Solía pensar al miedo como mi enemigo,
es que se acerca despacio y me dice al oído que me aleje,
me dice que no puedo, que no debo o que no quiero.
Papá una vez me dijo que nunca le asustó la tormenta
ni la oscuridad.
Cuando una chica demasiado atractiva se me acercaba
me temblaban las manos y el cuerpo me pesaba el doble:
el principio del terror se manifestaba en términos corporales.
Una vez, por cobarde, me fui de una fiesta alcoholizado,
otra, en que me sentí valiente,
fui demasiado lejos con mi mano en el acelerador
y el miedo estaba ahí empujándome de lado a lado.
La primera vez que viajé solo en un colectivo de larga distancia
casi se me sale el corazón del pecho, sentí pánico y nunca,
pero nunca, me sentí tan vivo.
Y el miedo todavía me dice al oído que me aleje,
me dice que no puedo, que no debo o que no quiero.
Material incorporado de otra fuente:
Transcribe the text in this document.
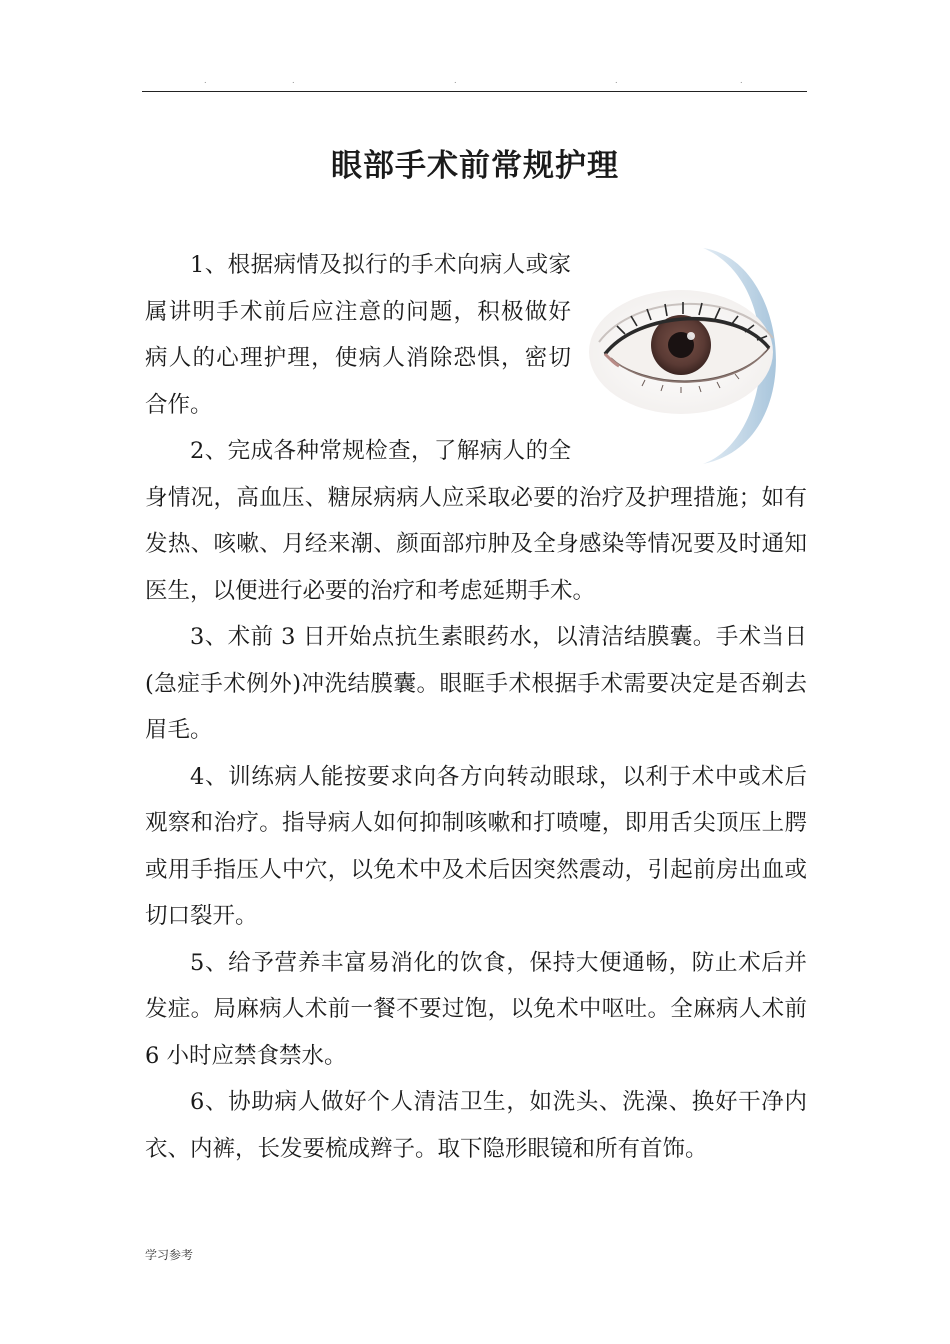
.	.	.	.	.
眼部手术前常规护理

1、根据病情及拟行的手术向病人或家属讲明手术前后应注意的问题，积极做好病人的心理护理，使病人消除恐惧，密切合作。

2、完成各种常规检查，了解病人的全身情况，高血压、糖尿病病人应采取必要的治疗及护理措施；如有发热、咳嗽、月经来潮、颜面部疖肿及全身感染等情况要及时通知医生，以便进行必要的治疗和考虑延期手术。

3、术前 3 日开始点抗生素眼药水，以清洁结膜囊。手术当日(急症手术例外)冲洗结膜囊。眼眶手术根据手术需要决定是否剃去眉毛。

4、训练病人能按要求向各方向转动眼球，以利于术中或术后观察和治疗。指导病人如何抑制咳嗽和打喷嚏，即用舌尖顶压上腭或用手指压人中穴，以免术中及术后因突然震动，引起前房出血或切口裂开。

5、给予营养丰富易消化的饮食，保持大便通畅，防止术后并发症。局麻病人术前一餐不要过饱，以免术中呕吐。全麻病人术前 6 小时应禁食禁水。

6、协助病人做好个人清洁卫生，如洗头、洗澡、换好干净内衣、内裤，长发要梳成辫子。取下隐形眼镜和所有首饰。

学习参考
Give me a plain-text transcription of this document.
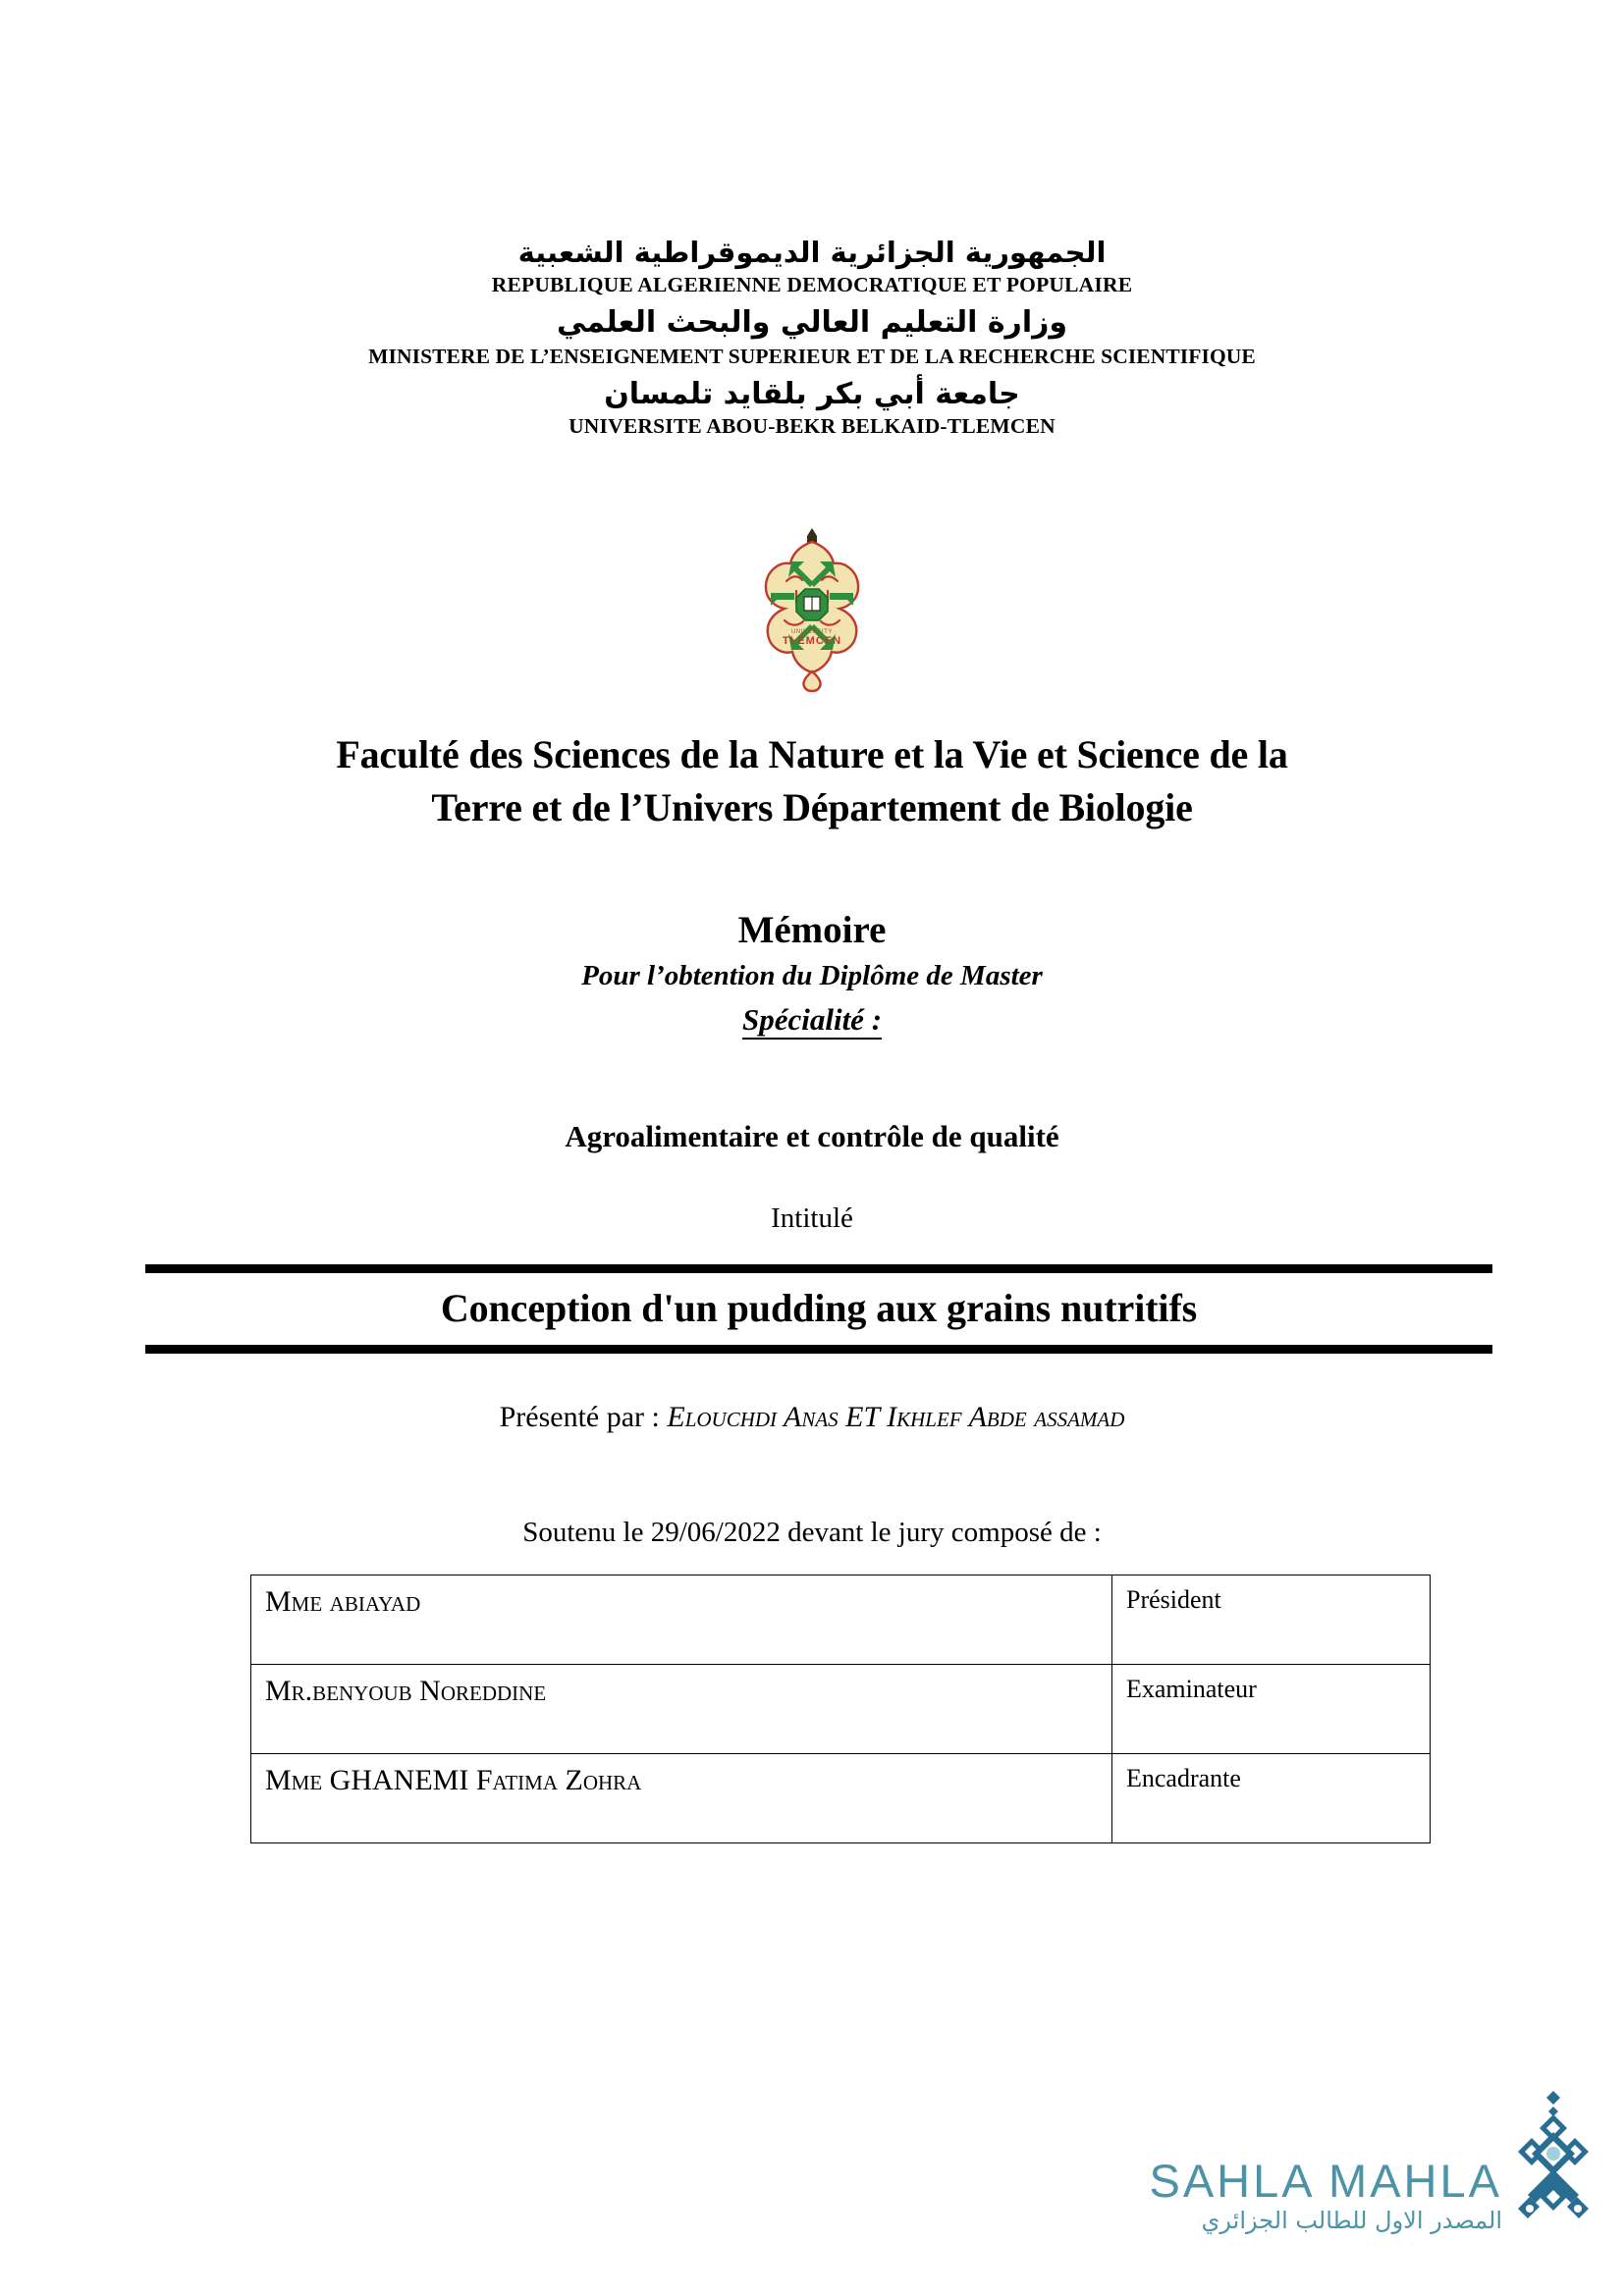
الجمهورية الجزائرية الديموقراطية الشعبية
REPUBLIQUE ALGERIENNE DEMOCRATIQUE ET POPULAIRE
وزارة التعليم العالي والبحث العلمي
MINISTERE DE L’ENSEIGNEMENT SUPERIEUR ET DE LA RECHERCHE SCIENTIFIQUE
جامعة أبي بكر بلقايد تلمسان
UNIVERSITE ABOU-BEKR BELKAID-TLEMCEN
TLEMCEN
UNIVERSITY
Faculté des Sciences de la Nature et la Vie et Science de la
Terre et de l’Univers Département de Biologie
Mémoire
Pour l’obtention du Diplôme de Master
Spécialité :
Agroalimentaire et contrôle de qualité
Intitulé
Conception d'un pudding aux grains nutritifs
Présenté par : Elouchdi Anas ET Ikhlef Abde assamad
Soutenu le 29/06/2022 devant le jury composé de :
Mme abiayad	Président
Mr.benyoub Noreddine	Examinateur
Mme GHANEMI Fatima Zohra	Encadrante
SAHLA MAHLA
المصدر الاول للطالب الجزائري
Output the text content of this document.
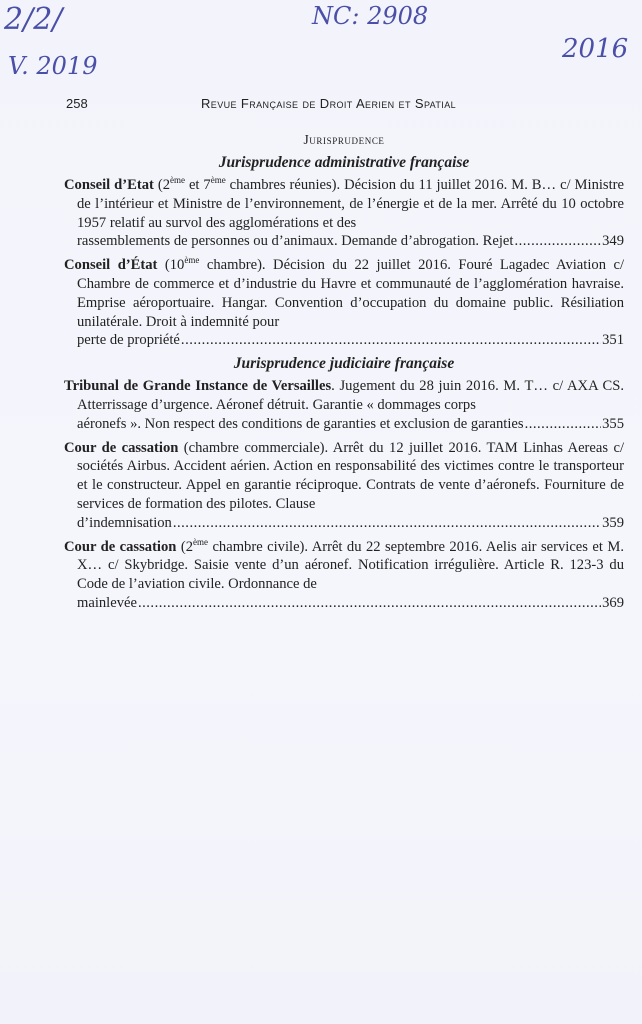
2/2/
V. 2019
NC: 2908
2016
258	Revue Française de Droit Aerien et Spatial
Jurisprudence
Jurisprudence administrative française
Conseil d’Etat (2ème et 7ème chambres réunies). Décision du 11 juillet 2016. M. B… c/ Ministre de l’intérieur et Ministre de l’environnement, de l’énergie et de la mer. Arrêté du 10 octobre 1957 relatif au survol des agglomérations et des
rassemblements de personnes ou d’animaux. Demande d’abrogation. Rejet .....	349
Conseil d’État (10ème chambre). Décision du 22 juillet 2016. Fouré Lagadec Aviation c/ Chambre de commerce et d’industrie du Havre et communauté de l’agglomération havraise. Emprise aéroportuaire. Hangar. Convention d’occupation du domaine public. Résiliation unilatérale. Droit à indemnité pour
perte de propriété .....	351
Jurisprudence judiciaire française
Tribunal de Grande Instance de Versailles. Jugement du 28 juin 2016. M. T… c/ AXA CS. Atterrissage d’urgence. Aéronef détruit. Garantie « dommages corps
aéronefs ». Non respect des conditions de garanties et exclusion de garanties .....	355
Cour de cassation (chambre commerciale). Arrêt du 12 juillet 2016. TAM Linhas Aereas c/ sociétés Airbus. Accident aérien. Action en responsabilité des victimes contre le transporteur et le constructeur. Appel en garantie réciproque. Contrats de vente d’aéronefs. Fourniture de services de formation des pilotes. Clause
d’indemnisation .....	359
Cour de cassation (2ème chambre civile). Arrêt du 22 septembre 2016. Aelis air services et M. X… c/ Skybridge. Saisie vente d’un aéronef. Notification irrégulière. Article R. 123-3 du Code de l’aviation civile. Ordonnance de
mainlevée .....	369
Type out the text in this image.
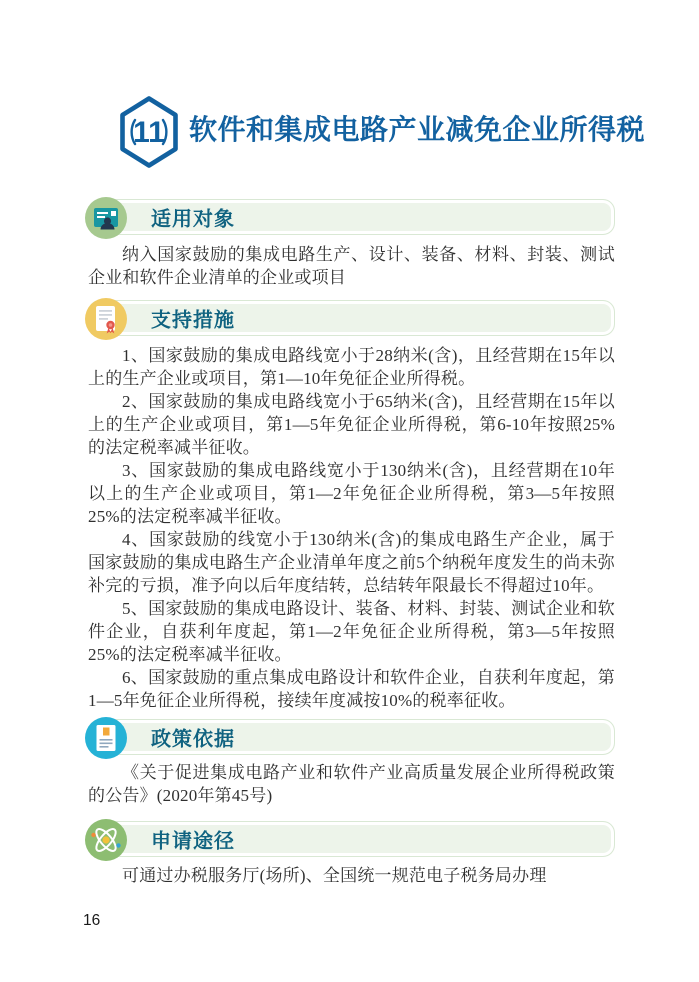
11 软件和集成电路产业减免企业所得税
适用对象

纳入国家鼓励的集成电路生产、设计、装备、材料、封装、测试企业和软件企业清单的企业或项目

支持措施

1、国家鼓励的集成电路线宽小于28纳米(含)，且经营期在15年以上的生产企业或项目，第1—10年免征企业所得税。

2、国家鼓励的集成电路线宽小于65纳米(含)，且经营期在15年以上的生产企业或项目，第1—5年免征企业所得税，第6-10年按照25%的法定税率减半征收。

3、国家鼓励的集成电路线宽小于130纳米(含)，且经营期在10年以上的生产企业或项目，第1—2年免征企业所得税，第3—5年按照25%的法定税率减半征收。

4、国家鼓励的线宽小于130纳米(含)的集成电路生产企业，属于国家鼓励的集成电路生产企业清单年度之前5个纳税年度发生的尚未弥补完的亏损，准予向以后年度结转，总结转年限最长不得超过10年。

5、国家鼓励的集成电路设计、装备、材料、封装、测试企业和软件企业，自获利年度起，第1—2年免征企业所得税，第3—5年按照25%的法定税率减半征收。

6、国家鼓励的重点集成电路设计和软件企业，自获利年度起，第1—5年免征企业所得税，接续年度减按10%的税率征收。

政策依据

《关于促进集成电路产业和软件产业高质量发展企业所得税政策的公告》(2020年第45号)

申请途径

可通过办税服务厅(场所)、全国统一规范电子税务局办理

16
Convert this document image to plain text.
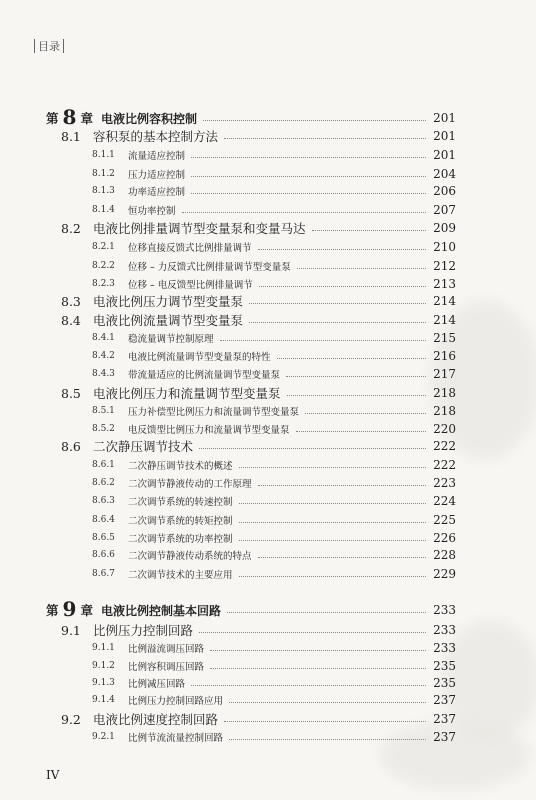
目录
第 8 章 电液比例容积控制	201
8.1 容积泵的基本控制方法	201
8.1.1	流量适应控制	201
8.1.2	压力适应控制	204
8.1.3	功率适应控制	206
8.1.4	恒功率控制	207
8.2 电液比例排量调节型变量泵和变量马达	209
8.2.1	位移直接反馈式比例排量调节	210
8.2.2	位移 – 力反馈式比例排量调节型变量泵	212
8.2.3	位移 – 电反馈型比例排量调节	213
8.3 电液比例压力调节型变量泵	214
8.4 电液比例流量调节型变量泵	214
8.4.1	稳流量调节控制原理	215
8.4.2	电液比例流量调节型变量泵的特性	216
8.4.3	带流量适应的比例流量调节型变量泵	217
8.5 电液比例压力和流量调节型变量泵	218
8.5.1	压力补偿型比例压力和流量调节型变量泵	218
8.5.2	电反馈型比例压力和流量调节型变量泵	220
8.6 二次静压调节技术	222
8.6.1	二次静压调节技术的概述	222
8.6.2	二次调节静液传动的工作原理	223
8.6.3	二次调节系统的转速控制	224
8.6.4	二次调节系统的转矩控制	225
8.6.5	二次调节系统的功率控制	226
8.6.6	二次调节静液传动系统的特点	228
8.6.7	二次调节技术的主要应用	229
第 9 章 电液比例控制基本回路	233
9.1 比例压力控制回路	233
9.1.1	比例溢流调压回路	233
9.1.2	比例容积调压回路	235
9.1.3	比例减压回路	235
9.1.4	比例压力控制回路应用	237
9.2 电液比例速度控制回路	237
9.2.1	比例节流流量控制回路	237
IV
Y cada vez que lo escucho puedo ver el camino correcto,
como cuando los rayos iluminaban el cielo y se cortaba la luz
y papá decía que no tenía miedo y yo le creía.
Porque el miedo tiene un tapado grande que le llega hasta los pies,
pero cuando se acerca demasiado y te habla y te dice
que te alejes, que no podés, se le vuelan las solapas,
y que no debés o que no querés, y debajo del tapado no le adivinan sus pies.
Porque dentro suyo no hay más que ideas tan livianas como el aire.
Y yo me río porque me empuja para un lado y me caigo para el otro.
Me habla al oído y su voz es suave, pero retumba fuerte. Y sus manos,
sus manos son las mías. ¿Y cómo pueden mis manos hacerme daño?
Solía pensar al miedo como mi enemigo,
ahora que lo entiendo, que lo escucho y que lo siento como alguien tan cercano
le digo muy suavemente al oído que se aleje,
que yo puedo, que yo debo o que yo realmente quiero.